Thanks for this prompt because I didn’t know very much about Rachel Carson so I looked up her writings. She is inspirational and cautionary and ahead of her time. A biologist who wrote and studied the negative effects of pesticides and DDT. Apparently post World War Two the US went all out with different chemicals to destroy pesky mosquitos and ants, whatever was eating our pretty flowering plants and of course, agriculture. I took almost all science courses in college in the 1970’s and don’t remember studying the negative effects of hardly any routine gardening chemicals. Since I was working on a nursing degree, perhaps I only was taught about how to treat chemical splash wounds or something poisonous that was ingested or inhaled. I remember “Call Poison Control ASAP”

When man was so invested in working in the ground I think he thought more about the actual caring of the land. I come from farmers and even those that didn’t make a living at farming sometimes kept a cow, chickens, maybe a goat. Until the 1950’s there weren’t any fast food restaurants that had carry out containers. Milk was delivered in bottles, even grocery stores had my grandma bring a basket to put things in from bins. I believe it was when I was a child that we started seeing more and more plastics. It was better living through science and my Mom loved the new polyester clothes that she didn’t have to iron. Containers from stores were not just glass (which you could recycle) but light weight plastic and then styrofoam came about. All these synthetics were used for so many things.

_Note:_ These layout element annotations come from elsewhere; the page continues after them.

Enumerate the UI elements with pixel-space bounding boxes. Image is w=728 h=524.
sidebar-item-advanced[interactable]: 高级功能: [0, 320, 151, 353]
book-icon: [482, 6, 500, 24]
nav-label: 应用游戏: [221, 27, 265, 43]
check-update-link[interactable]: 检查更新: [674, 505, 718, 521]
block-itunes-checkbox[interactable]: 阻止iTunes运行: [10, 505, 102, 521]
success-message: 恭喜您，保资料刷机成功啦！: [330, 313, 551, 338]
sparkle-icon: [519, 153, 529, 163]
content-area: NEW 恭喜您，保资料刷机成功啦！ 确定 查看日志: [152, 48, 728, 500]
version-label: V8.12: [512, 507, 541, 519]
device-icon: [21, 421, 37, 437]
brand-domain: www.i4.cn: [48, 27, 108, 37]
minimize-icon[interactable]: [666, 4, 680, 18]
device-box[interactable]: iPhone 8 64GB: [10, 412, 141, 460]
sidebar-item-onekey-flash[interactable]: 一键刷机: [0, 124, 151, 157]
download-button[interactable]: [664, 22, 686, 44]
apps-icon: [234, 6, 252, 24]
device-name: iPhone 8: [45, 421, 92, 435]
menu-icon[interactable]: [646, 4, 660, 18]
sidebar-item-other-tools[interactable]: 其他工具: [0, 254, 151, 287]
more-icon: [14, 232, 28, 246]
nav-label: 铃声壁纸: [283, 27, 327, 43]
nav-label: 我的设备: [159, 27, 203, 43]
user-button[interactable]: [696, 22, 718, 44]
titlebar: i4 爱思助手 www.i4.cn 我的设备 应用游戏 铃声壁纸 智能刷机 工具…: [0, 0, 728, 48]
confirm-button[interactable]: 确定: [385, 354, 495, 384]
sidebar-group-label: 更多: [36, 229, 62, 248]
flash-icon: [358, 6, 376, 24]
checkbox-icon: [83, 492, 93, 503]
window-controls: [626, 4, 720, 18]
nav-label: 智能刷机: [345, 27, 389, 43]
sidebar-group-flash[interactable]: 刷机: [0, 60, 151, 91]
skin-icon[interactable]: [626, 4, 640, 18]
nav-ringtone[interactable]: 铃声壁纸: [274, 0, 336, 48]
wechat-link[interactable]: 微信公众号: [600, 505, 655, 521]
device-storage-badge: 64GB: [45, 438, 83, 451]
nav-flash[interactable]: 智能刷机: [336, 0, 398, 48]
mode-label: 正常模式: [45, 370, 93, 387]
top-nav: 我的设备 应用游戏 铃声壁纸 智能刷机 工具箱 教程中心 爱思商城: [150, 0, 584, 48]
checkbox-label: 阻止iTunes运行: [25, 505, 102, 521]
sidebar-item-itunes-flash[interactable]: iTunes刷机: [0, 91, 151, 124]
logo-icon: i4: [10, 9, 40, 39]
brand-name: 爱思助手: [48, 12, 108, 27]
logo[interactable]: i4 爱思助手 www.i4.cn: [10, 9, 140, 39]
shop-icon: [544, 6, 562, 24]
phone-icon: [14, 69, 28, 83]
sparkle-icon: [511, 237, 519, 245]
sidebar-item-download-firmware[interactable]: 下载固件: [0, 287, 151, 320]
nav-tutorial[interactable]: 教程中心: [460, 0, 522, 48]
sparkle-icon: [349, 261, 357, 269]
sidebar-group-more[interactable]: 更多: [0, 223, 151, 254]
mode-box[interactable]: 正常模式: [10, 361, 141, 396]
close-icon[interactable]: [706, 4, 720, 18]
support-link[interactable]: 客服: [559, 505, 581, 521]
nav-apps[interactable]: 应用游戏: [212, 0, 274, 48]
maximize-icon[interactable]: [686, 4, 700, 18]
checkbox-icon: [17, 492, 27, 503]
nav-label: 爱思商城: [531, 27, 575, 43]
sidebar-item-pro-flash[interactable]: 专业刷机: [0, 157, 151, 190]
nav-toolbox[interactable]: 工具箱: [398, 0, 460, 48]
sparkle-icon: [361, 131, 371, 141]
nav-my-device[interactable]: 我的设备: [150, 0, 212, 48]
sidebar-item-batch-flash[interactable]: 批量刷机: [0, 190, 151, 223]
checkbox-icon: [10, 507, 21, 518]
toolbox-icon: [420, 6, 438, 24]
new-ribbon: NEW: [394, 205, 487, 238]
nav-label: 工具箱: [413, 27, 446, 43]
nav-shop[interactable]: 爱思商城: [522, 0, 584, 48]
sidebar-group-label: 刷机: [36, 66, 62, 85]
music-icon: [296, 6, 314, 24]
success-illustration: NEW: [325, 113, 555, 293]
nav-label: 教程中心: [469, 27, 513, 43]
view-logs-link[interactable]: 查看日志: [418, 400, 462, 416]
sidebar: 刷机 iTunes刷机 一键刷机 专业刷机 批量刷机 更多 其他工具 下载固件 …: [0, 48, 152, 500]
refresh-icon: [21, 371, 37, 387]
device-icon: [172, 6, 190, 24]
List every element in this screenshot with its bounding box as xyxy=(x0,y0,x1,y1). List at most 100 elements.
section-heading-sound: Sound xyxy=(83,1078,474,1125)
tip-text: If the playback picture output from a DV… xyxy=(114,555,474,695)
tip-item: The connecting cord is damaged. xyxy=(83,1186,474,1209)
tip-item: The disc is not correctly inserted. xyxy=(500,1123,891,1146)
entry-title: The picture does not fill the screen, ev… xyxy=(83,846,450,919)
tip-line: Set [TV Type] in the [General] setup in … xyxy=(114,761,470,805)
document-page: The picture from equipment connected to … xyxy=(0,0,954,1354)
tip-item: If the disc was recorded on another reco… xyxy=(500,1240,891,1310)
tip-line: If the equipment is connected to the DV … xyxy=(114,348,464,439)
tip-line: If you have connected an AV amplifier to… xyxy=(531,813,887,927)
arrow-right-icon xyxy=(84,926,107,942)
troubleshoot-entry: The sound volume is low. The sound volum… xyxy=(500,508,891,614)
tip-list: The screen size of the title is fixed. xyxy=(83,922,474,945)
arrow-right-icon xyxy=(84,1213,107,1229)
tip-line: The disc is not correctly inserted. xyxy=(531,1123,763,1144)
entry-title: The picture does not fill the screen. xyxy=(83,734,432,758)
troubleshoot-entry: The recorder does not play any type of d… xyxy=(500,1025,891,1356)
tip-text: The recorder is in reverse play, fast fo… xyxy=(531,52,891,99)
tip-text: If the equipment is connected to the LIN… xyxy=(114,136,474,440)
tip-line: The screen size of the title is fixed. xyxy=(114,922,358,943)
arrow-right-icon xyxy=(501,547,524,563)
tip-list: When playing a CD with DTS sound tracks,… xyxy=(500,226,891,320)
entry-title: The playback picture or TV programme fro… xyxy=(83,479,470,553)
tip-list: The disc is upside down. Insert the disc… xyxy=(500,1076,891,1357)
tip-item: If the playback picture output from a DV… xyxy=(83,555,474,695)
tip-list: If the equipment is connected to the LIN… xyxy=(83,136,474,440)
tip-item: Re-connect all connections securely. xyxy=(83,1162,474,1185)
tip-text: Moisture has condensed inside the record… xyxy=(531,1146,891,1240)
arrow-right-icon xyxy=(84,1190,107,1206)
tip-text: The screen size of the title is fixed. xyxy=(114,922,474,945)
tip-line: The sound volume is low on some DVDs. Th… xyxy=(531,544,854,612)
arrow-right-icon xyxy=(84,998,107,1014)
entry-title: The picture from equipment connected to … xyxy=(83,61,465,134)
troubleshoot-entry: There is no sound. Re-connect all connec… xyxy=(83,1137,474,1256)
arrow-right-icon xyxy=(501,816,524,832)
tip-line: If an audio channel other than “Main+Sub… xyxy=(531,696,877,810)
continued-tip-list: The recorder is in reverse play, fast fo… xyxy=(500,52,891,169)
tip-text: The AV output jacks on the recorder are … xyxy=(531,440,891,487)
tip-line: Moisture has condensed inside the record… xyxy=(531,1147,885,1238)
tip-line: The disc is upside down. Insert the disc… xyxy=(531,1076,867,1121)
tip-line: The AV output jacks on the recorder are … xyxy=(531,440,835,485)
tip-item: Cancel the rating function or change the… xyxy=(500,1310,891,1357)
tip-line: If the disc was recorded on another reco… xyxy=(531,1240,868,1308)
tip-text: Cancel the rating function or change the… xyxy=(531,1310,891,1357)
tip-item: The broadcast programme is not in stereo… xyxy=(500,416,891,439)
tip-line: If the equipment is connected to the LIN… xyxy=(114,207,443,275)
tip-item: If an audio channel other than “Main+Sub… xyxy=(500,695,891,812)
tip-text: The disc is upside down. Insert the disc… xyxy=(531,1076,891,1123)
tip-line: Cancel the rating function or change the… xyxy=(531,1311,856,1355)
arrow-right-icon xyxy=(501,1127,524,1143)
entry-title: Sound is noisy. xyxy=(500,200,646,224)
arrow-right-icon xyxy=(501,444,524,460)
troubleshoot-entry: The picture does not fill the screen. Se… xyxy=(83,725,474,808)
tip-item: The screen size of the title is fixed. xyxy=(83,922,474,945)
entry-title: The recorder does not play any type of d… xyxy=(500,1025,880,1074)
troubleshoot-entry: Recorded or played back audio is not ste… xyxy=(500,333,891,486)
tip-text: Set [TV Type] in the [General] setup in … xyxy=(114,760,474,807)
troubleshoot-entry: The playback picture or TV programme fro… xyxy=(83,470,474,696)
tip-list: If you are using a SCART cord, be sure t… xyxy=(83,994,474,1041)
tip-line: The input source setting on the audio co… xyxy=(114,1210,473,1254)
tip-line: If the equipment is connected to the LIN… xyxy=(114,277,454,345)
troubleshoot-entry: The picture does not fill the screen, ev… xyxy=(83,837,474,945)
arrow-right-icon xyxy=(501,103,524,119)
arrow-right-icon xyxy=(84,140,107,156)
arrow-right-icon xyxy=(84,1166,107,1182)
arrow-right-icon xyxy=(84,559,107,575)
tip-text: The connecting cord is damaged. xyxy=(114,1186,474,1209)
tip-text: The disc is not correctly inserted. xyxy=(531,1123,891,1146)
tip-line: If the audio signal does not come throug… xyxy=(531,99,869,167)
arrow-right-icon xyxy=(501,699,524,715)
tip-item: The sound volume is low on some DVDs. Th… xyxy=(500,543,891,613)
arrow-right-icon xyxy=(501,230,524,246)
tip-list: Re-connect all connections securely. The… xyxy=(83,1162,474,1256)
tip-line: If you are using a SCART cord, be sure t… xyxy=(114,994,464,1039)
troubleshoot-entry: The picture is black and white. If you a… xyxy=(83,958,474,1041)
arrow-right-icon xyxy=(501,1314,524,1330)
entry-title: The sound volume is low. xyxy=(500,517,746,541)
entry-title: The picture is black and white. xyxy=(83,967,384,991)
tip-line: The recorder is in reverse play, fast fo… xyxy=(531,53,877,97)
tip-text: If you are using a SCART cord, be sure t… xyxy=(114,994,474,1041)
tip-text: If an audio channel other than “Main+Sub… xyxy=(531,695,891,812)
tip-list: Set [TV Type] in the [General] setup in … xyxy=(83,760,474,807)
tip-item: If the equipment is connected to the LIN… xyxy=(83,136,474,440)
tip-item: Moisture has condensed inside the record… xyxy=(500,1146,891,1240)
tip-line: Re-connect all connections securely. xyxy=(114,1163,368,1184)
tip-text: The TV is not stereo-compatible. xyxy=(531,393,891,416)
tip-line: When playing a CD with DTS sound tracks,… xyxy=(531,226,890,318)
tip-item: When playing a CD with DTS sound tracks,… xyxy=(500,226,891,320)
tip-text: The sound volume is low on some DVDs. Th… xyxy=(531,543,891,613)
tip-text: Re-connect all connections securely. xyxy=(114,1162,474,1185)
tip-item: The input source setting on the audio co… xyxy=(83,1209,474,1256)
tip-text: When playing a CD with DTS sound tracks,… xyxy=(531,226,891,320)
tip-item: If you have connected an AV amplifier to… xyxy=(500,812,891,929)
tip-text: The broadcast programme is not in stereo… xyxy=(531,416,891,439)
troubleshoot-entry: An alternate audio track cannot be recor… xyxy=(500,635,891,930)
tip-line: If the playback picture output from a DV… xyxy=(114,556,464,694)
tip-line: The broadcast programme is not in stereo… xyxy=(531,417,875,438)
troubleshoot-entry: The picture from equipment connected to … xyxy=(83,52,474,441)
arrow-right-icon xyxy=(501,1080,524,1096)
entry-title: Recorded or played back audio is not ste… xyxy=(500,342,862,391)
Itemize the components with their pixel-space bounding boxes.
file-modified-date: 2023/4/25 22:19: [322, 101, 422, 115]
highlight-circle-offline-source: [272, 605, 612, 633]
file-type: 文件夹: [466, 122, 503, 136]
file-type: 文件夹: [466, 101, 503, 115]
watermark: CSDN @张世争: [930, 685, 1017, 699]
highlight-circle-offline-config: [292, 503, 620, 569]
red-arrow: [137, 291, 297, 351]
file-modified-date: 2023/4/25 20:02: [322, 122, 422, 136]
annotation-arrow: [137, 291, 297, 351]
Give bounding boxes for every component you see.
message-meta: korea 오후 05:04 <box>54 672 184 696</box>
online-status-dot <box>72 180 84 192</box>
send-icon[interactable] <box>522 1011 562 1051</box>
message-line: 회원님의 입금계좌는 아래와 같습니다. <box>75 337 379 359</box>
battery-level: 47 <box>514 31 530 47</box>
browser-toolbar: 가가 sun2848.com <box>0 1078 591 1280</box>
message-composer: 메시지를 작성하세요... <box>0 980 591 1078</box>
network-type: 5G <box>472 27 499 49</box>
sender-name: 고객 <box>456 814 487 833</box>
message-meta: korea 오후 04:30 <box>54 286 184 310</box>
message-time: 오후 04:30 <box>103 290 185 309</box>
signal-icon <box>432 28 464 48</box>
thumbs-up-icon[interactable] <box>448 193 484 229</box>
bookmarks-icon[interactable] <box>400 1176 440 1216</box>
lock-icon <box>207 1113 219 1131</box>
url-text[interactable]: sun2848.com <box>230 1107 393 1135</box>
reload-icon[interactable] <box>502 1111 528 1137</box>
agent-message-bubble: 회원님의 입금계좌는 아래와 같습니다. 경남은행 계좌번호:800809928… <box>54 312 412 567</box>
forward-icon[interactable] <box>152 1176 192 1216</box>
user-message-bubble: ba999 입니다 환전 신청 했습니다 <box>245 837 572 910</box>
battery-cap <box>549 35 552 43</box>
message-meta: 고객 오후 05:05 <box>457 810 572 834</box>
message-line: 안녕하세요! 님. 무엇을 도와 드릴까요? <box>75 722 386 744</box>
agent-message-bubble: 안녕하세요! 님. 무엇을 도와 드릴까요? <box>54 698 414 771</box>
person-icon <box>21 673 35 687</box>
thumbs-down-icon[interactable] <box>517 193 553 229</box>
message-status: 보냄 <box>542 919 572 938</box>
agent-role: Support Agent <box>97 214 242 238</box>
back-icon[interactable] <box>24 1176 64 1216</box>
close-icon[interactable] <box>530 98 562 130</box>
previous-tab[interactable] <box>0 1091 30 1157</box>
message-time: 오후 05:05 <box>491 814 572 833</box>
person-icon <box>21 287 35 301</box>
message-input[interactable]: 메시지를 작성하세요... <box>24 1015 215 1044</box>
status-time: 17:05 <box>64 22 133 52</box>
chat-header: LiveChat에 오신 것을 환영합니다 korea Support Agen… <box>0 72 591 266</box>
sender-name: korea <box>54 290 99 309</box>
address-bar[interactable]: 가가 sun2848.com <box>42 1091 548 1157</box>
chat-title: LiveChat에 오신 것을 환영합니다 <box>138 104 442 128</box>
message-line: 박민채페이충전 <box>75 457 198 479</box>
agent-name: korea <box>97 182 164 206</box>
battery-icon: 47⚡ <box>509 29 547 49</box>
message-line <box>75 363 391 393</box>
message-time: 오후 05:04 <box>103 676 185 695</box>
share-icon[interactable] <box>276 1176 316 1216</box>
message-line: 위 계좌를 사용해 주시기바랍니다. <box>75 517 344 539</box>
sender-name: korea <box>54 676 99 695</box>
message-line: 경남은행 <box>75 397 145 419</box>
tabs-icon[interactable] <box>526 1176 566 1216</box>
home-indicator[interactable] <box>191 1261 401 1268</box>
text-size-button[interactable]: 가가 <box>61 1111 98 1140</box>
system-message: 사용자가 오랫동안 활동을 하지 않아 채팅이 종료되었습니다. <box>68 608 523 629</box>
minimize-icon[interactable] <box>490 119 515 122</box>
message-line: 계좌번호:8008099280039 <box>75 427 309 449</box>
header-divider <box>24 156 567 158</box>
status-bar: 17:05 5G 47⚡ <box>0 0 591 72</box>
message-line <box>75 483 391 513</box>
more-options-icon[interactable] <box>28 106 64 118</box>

When I began my nursing career I remember physician’s offices still had the autoclave to disinfect syringes and instruments. Hospital were still using glass IV bottles that were recycled. Suddenly everything became prepackaged because you could charge so much more money for it. I worked with Quality Assurance for a few weeks and we made recommendations for cost cutting for the hospital. RNs and MDs didn’t use half of the things that were put in packages. A catheter kit had so much extra stuff that was waste but cost the patient. I think that information went right into the trash. Now a patient watches most everything used on them thrown away afterwards. Remember glass thermometers in alcohol? (I am a dinosaur.)

There is a terrible cost to all this, of course. No one asked nature. Man is a greedy creature that looks to his own convenience and time. Things are changing for the better but have we waited too late? Jimmy Cater was the 1st President that I remember mentioning environmental concerns (a peanut farmer). Curiously, he gave Rachel Carson a Presidential Medal of Freedom posthumously. She certainly deserved it.

Our Weeping Planet

I began, a trickle of clear water.
Sneaking into crevices,
sparkling tiny bubbles, sustenance for plants.
Life affirming hope, nature's glorious dance.

A luminous stream under the sun,
grows longer, wider in girth.
Molding life, giving birth,
becoming part of an evolving earth.

A swimming hole for children,
laughing, searching for treasures.
Moonlight lovers find enchantment.
All vital parts of a wondrous planet.

Wait! What is this change?
Has nature become mans’ merciless game?
My riverbed, now covered by discarded trash.
Is my legacy to become history's sad past?